Ampirizm, insan duygularını ve doğrudan deneyimi baskın bilgi kaynağı olarak kabul eden felsefi bir eğilimdir. Ampiristler teorik veya rasyonel bilgiyi tamamen reddetmezler, ancak çıkarımların inşası yalnızca araştırma sonuçlarına veya kaydedilmiş gözlemlere dayanarak yapılır.
Metodoloji
Bu yaklaşım, 16.-18. yüzyıllarda ortaya çıkan bilimin (ve o dönemde bu epistemolojik geleneğin temel kavramlarının oluştuğu) Batı dünyasının köklü uygulamalarına karşı kendi yaklaşımına karşı çıkmak zorunda kalmasından kaynaklanmaktadır. dünyanın dini görüşü. Doğal olarak, apriori mistik bilgiye karşı çıkmaktan başka bir yol yoktu.
Ayrıca, ampirizmin aynı zamanda birincil bilgileri toplamak, alan araştırması yapmak ve çevredeki dünyanın bilgisinin dini yorumuyla uyuşmayan gerçekleri toplamak için uygun bir metodoloji olduğu ortaya çıktı. Bu bağlamda ampirizm, çeşitli bilimlerin önce tasavvuf ile ilgili olarak otosefalilerini ve daha sonra kapsamlı, aşırı teorik bilgi ile karşılaştırıldığında zaten özerkliğini ilan etmelerine izin veren uygun bir mekanizma olduğu ortaya çıktı. Geç Orta Çağ.
Temsilciler
Felsefedeki ampirizmin, bilimin bağımsız gelişme için iyi bir şans elde etmesine izin veren yeni bir entelektüel durum yarattığına inanılıyor.
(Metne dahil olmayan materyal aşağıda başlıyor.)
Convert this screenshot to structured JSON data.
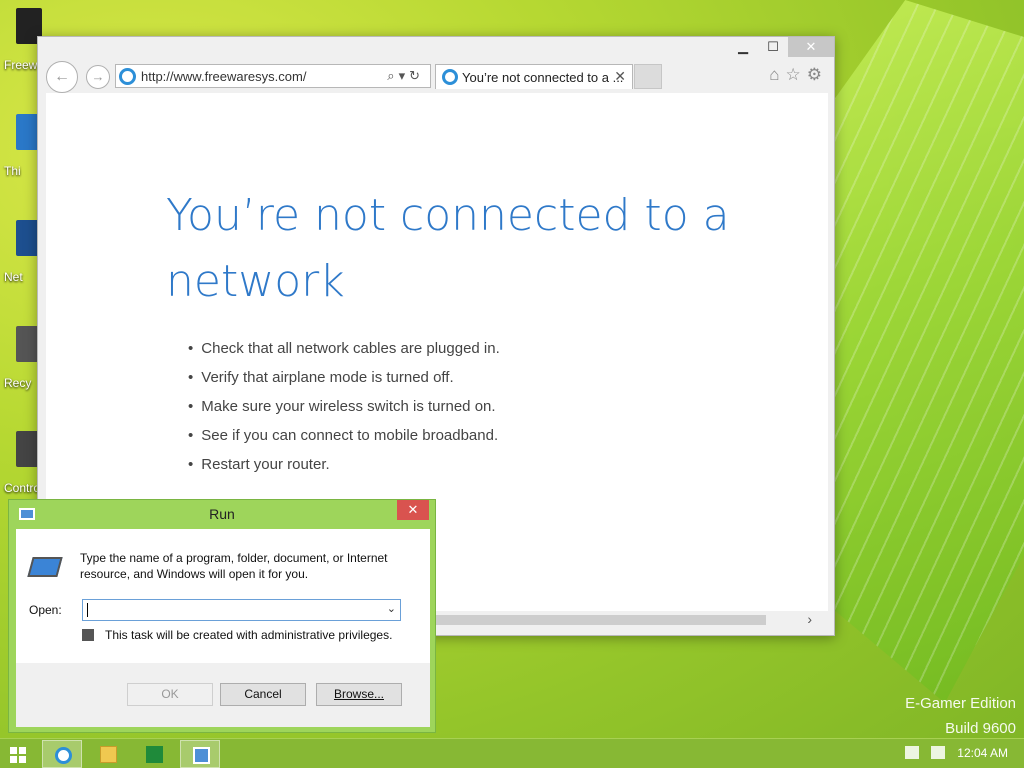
{
  "desktop": {
    "icons": [
      {
        "label": "Freew"
      },
      {
        "label": "Thi"
      },
      {
        "label": "Net"
      },
      {
        "label": "Recy"
      },
      {
        "label": "Contro"
      }
    ],
    "watermark": {
      "line1": "E-Gamer Edition",
      "line2": "Build 9600"
    }
  },
  "browser": {
    "address": "http://www.freewaresys.com/",
    "tab_title": "You’re not connected to a ...",
    "error_title": "You’re not connected to a network",
    "suggestions": [
      "Check that all network cables are plugged in.",
      "Verify that airplane mode is turned off.",
      "Make sure your wireless switch is turned on.",
      "See if you can connect to mobile broadband.",
      "Restart your router."
    ]
  },
  "run_dialog": {
    "title": "Run",
    "description": "Type the name of a program, folder, document, or Internet resource, and Windows will open it for you.",
    "open_label": "Open:",
    "open_value": "",
    "admin_note": "This task will be created with administrative privileges.",
    "ok_label": "OK",
    "cancel_label": "Cancel",
    "browse_label": "Browse..."
  },
  "taskbar": {
    "clock": "12:04 AM",
    "accent": "#87b834"
  }
}
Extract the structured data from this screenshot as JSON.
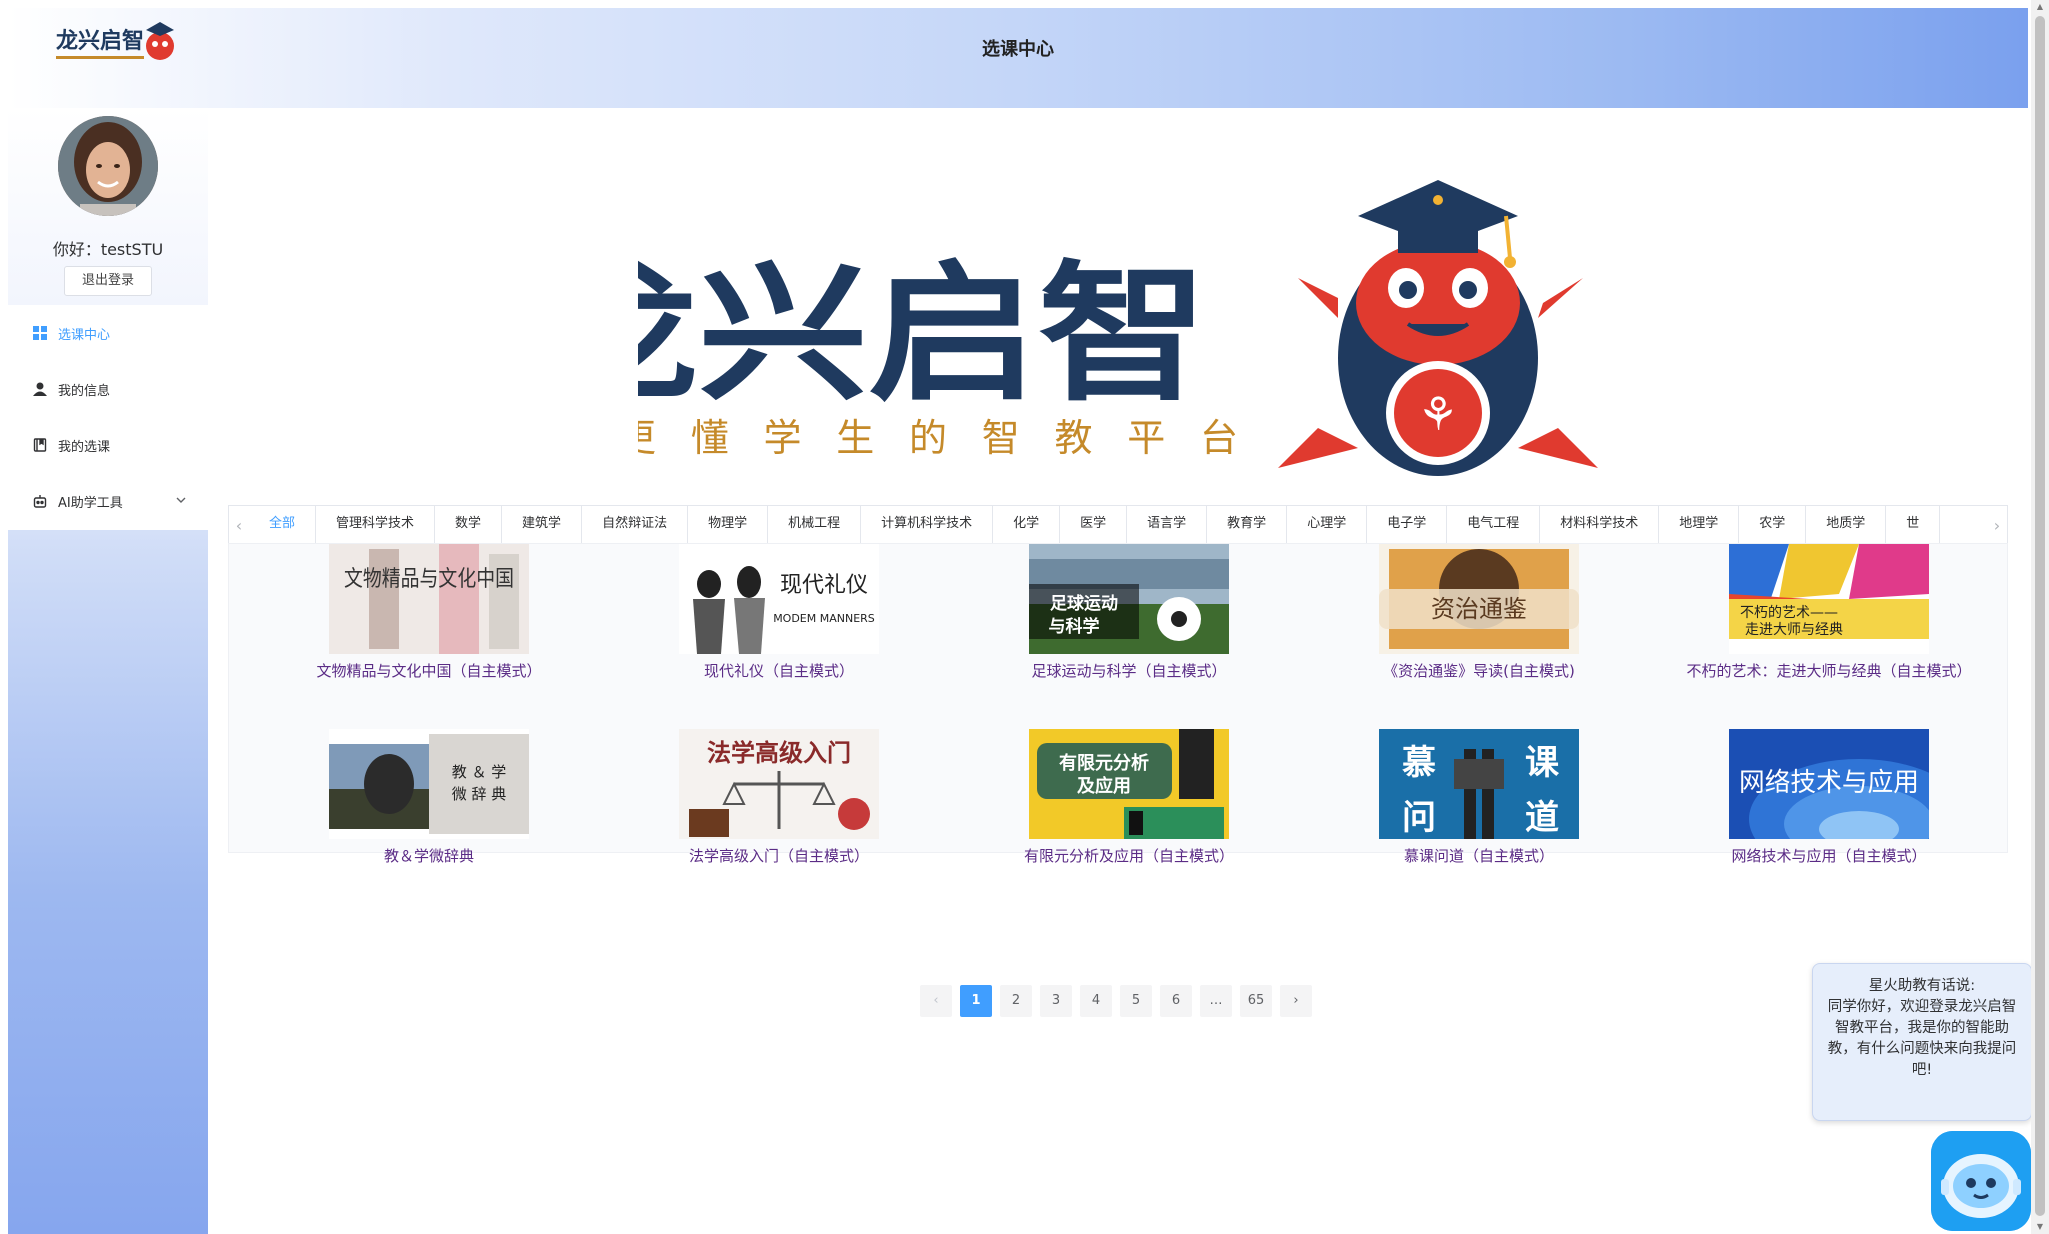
{
  "header": {
    "title": "选课中心",
    "logo_text": "龙兴启智"
  },
  "sidebar": {
    "greeting": "你好：testSTU",
    "logout_label": "退出登录",
    "menu": [
      {
        "label": "选课中心",
        "icon": "grid-icon",
        "active": true
      },
      {
        "label": "我的信息",
        "icon": "user-icon",
        "active": false
      },
      {
        "label": "我的选课",
        "icon": "book-icon",
        "active": false
      },
      {
        "label": "AI助学工具",
        "icon": "robot-icon",
        "active": false,
        "expandable": true
      }
    ]
  },
  "banner": {
    "title": "龙兴启智",
    "slogan": "更 懂 学 生 的 智 教 平 台"
  },
  "categories": [
    "全部",
    "管理科学技术",
    "数学",
    "建筑学",
    "自然辩证法",
    "物理学",
    "机械工程",
    "计算机科学技术",
    "化学",
    "医学",
    "语言学",
    "教育学",
    "心理学",
    "电子学",
    "电气工程",
    "材料科学技术",
    "地理学",
    "农学",
    "地质学",
    "世"
  ],
  "active_category": "全部",
  "courses": [
    {
      "name": "文物精品与文化中国（自主模式）",
      "thumb_text": "文物精品与文化中国"
    },
    {
      "name": "现代礼仪（自主模式）",
      "thumb_text": "现代礼仪",
      "thumb_sub": "MODEM MANNERS"
    },
    {
      "name": "足球运动与科学（自主模式）",
      "thumb_text": "足球运动与科学"
    },
    {
      "name": "《资治通鉴》导读(自主模式)",
      "thumb_text": "资治通鉴"
    },
    {
      "name": "不朽的艺术：走进大师与经典（自主模式）",
      "thumb_text": "不朽的艺术——走进大师与经典"
    },
    {
      "name": "教＆学微辞典",
      "thumb_text": "教＆学微辞典"
    },
    {
      "name": "法学高级入门（自主模式）",
      "thumb_text": "法学高级入门"
    },
    {
      "name": "有限元分析及应用（自主模式）",
      "thumb_text": "有限元分析及应用"
    },
    {
      "name": "慕课问道（自主模式）",
      "thumb_text": "慕 课 问 道"
    },
    {
      "name": "网络技术与应用（自主模式）",
      "thumb_text": "网络技术与应用"
    }
  ],
  "pagination": {
    "pages": [
      "1",
      "2",
      "3",
      "4",
      "5",
      "6",
      "…",
      "65"
    ],
    "current": "1",
    "prev": "‹",
    "next": "›"
  },
  "assistant": {
    "message_title": "星火助教有话说:",
    "message_body": "同学你好，欢迎登录龙兴启智智教平台，我是你的智能助教，有什么问题快来向我提问吧!"
  },
  "colors": {
    "accent": "#409eff",
    "course_name": "#5b2c86",
    "brand_navy": "#1f3a5f",
    "brand_gold": "#c58a2a",
    "brand_red": "#e03a2f"
  }
}
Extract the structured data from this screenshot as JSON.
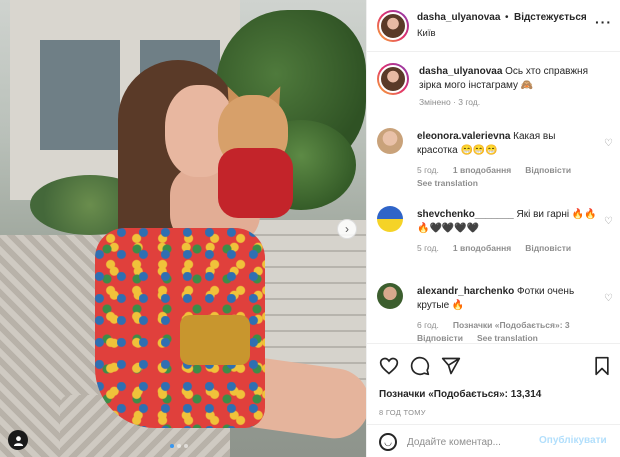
{
  "post": {
    "photo_alt": "",
    "carousel": {
      "dots": 3,
      "active": 0
    },
    "next_icon": "chevron-right-icon",
    "tag_icon": "user-icon"
  },
  "header": {
    "username": "dasha_ulyanovaa",
    "separator": "•",
    "follow_status": "Відстежується",
    "location": "Київ",
    "more": "···"
  },
  "caption": {
    "username": "dasha_ulyanovaa",
    "text": "Ось хто справжня зірка мого інстаграму 🙈",
    "meta": "Змінено · 3 год."
  },
  "comments": [
    {
      "username": "eleonora.valerievna",
      "text": "Какая вы красотка 😁😁😁",
      "time": "5 год.",
      "likes": "1 вподобання",
      "reply": "Відповісти",
      "translate": "See translation"
    },
    {
      "username": "shevchenko_______",
      "text": "Які ви гарні 🔥🔥🔥🖤🖤🖤🖤",
      "time": "5 год.",
      "likes": "1 вподобання",
      "reply": "Відповісти"
    },
    {
      "username": "alexandr_harchenko",
      "text": "Фотки очень крутые 🔥",
      "time": "6 год.",
      "likes": "Позначки «Подобається»: 3",
      "reply": "Відповісти",
      "translate": "See translation"
    }
  ],
  "actions": {
    "like_icon": "heart-icon",
    "comment_icon": "comment-icon",
    "share_icon": "send-icon",
    "save_icon": "bookmark-icon"
  },
  "stats": {
    "likes": "Позначки «Подобається»: 13,314",
    "time_ago": "8 ГОД ТОМУ"
  },
  "add_comment": {
    "placeholder": "Додайте коментар...",
    "publish": "Опублікувати"
  }
}
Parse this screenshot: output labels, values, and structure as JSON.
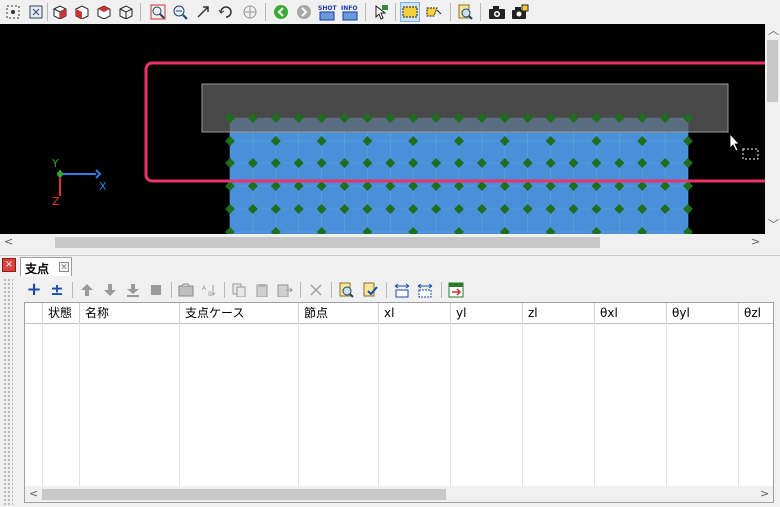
{
  "toolbar": {
    "buttons": [
      {
        "icon": "node-select-icon"
      },
      {
        "icon": "fit-view-icon"
      },
      {
        "icon": "view-3d-icon"
      },
      {
        "icon": "view-front-icon"
      },
      {
        "icon": "view-side-icon"
      },
      {
        "icon": "view-wire-icon"
      },
      {
        "icon": "zoom-window-icon"
      },
      {
        "icon": "zoom-out-icon"
      },
      {
        "icon": "zoom-arrow-icon"
      },
      {
        "icon": "rotate-icon"
      },
      {
        "icon": "pan-icon"
      },
      {
        "icon": "back-icon"
      },
      {
        "icon": "forward-icon"
      },
      {
        "icon": "shot-icon",
        "label": "SHOT"
      },
      {
        "icon": "info-icon",
        "label": "INFO"
      },
      {
        "icon": "pointer-select-icon"
      },
      {
        "icon": "rect-select-icon"
      },
      {
        "icon": "lasso-select-icon"
      },
      {
        "icon": "find-icon"
      },
      {
        "icon": "camera-icon"
      },
      {
        "icon": "camera-save-icon"
      }
    ],
    "colors": {
      "select_highlight": "#cce4f7",
      "back_green": "#3aaa35"
    }
  },
  "viewport": {
    "background": "#000000",
    "axes": {
      "y_label": "Y",
      "x_label": "X",
      "z_label": "Z"
    },
    "colors": {
      "mesh": "#4a90d9",
      "nodes": "#1e6e1e",
      "selection_box": "#e8336b",
      "plate": "#4a4a4a"
    }
  },
  "panel": {
    "tab_label": "支点",
    "close_x": "×"
  },
  "panel_toolbar": {
    "buttons": [
      {
        "icon": "add-icon",
        "label": "+"
      },
      {
        "icon": "add-multiple-icon",
        "label": "±"
      },
      {
        "icon": "move-up-icon"
      },
      {
        "icon": "move-down-icon"
      },
      {
        "icon": "move-bottom-icon"
      },
      {
        "icon": "move-end-icon"
      },
      {
        "icon": "import-icon"
      },
      {
        "icon": "sort-icon"
      },
      {
        "icon": "copy-icon"
      },
      {
        "icon": "paste-icon"
      },
      {
        "icon": "paste-special-icon"
      },
      {
        "icon": "delete-icon"
      },
      {
        "icon": "find-icon"
      },
      {
        "icon": "check-icon"
      },
      {
        "icon": "fit-columns-icon"
      },
      {
        "icon": "auto-width-icon"
      },
      {
        "icon": "export-icon"
      }
    ]
  },
  "grid": {
    "columns": [
      "",
      "状態",
      "名称",
      "支点ケース",
      "節点",
      "xl",
      "yl",
      "zl",
      "θxl",
      "θyl",
      "θzl"
    ],
    "rows": []
  }
}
Aynı zamanda, dünyanın duyusal algısı için en uygun formülün aranmasıyla açıklanabilecek ampiristler arasındaki bazı anlaşmazlıklar inkar edilemez.
Örneğin, haklı olarak duyusal bilginin kurucusu olarak kabul edilen Francis Bacon, ampirizmin sadece yeni bilgi edinmenin ve pratik deneyim biriktirmenin bir yolu olmadığına, aynı zamanda bilimsel bilgiyi düzene sokmak için bir fırsat olduğuna inanıyordu. Tümevarım yöntemini kullanarak, kendisi tarafından bilinen tüm bilimleri tarih, şiir (filoloji) ve elbette felsefe örneği üzerinde nitelendirmek için ilk girişimi yaptı.
Thomas Hobbes ise Bacon'ın epistemolojik paradigması içinde kalarak felsefi arayışlara pratik bir anlam kazandırmaya çalıştı. Bununla birlikte, araştırması aslında yeni bir siyaset teorisinin (toplum sözleşmesi kavramı) ve ardından modern biçiminde siyaset biliminin yaratılmasına yol açtı.
George Berkeley için madde, yani çevreleyen dünya nesnel olarak var olmadı. Dünyanın bilgisi, yalnızca Tanrı'nın duyusal deneyiminin yorumlanmasıyla mümkündür. Bu nedenle, ampirizm aynı zamanda Francis Bacon tarafından ortaya konan temel metodolojik ilkelerle çelişen özel bir mistik bilgi türüdür. Daha ziyade, Platoncu geleneğin yeniden canlandırılmasından bahsediyoruz: dünya, yalnızca algılanabilen, ancak bilinemeyen fikirler ve ruhlarla doludur. Bu nedenle doğa yasaları adildir."bir grup" fikir ve ruh, artık yok.
Rasyonalizm
Ampirizmin aksine, rasyonalizm teorik bilgiyi pratik deneyime göre birincil olarak kabul etti. Biliş ancak zihnin yardımıyla mümkündür ve ampirizm sadece zihnimiz tarafından inşa edilen rasyonalist yapıların bir testidir. Bu metodolojinin "matematiksel", Kartezyen kökeni göz önüne alındığında, bu yaklaşım şaşırtıcı değildir. Matematik çok soyut ve bu nedenle rasyonalitenin deneyim üzerindeki doğal avantajı.
Görüş birliği nedir?
Doğru, modern zamanların ampirizminin ve rasyonalizminin kendilerine aynı görevleri yüklediğine dikkat edilmelidir: Katolikten kurtuluş ve aslında dini dogma. Dolayısıyla amaç aynıydı - tamamen bilimsel bilginin yaratılması. Sadece ampiristler, daha sonra beşeri bilimlerin temeli haline gelen insani pratikleri inşa etme yolunu seçtiler. Oysa rasyonalistler doğa bilimleri bilgisinin ayak izlerini takip ettiler. Başka bir deyişle, sözde "kesin" bilimler, Kartezyen düşünme biçiminin ürünüdür.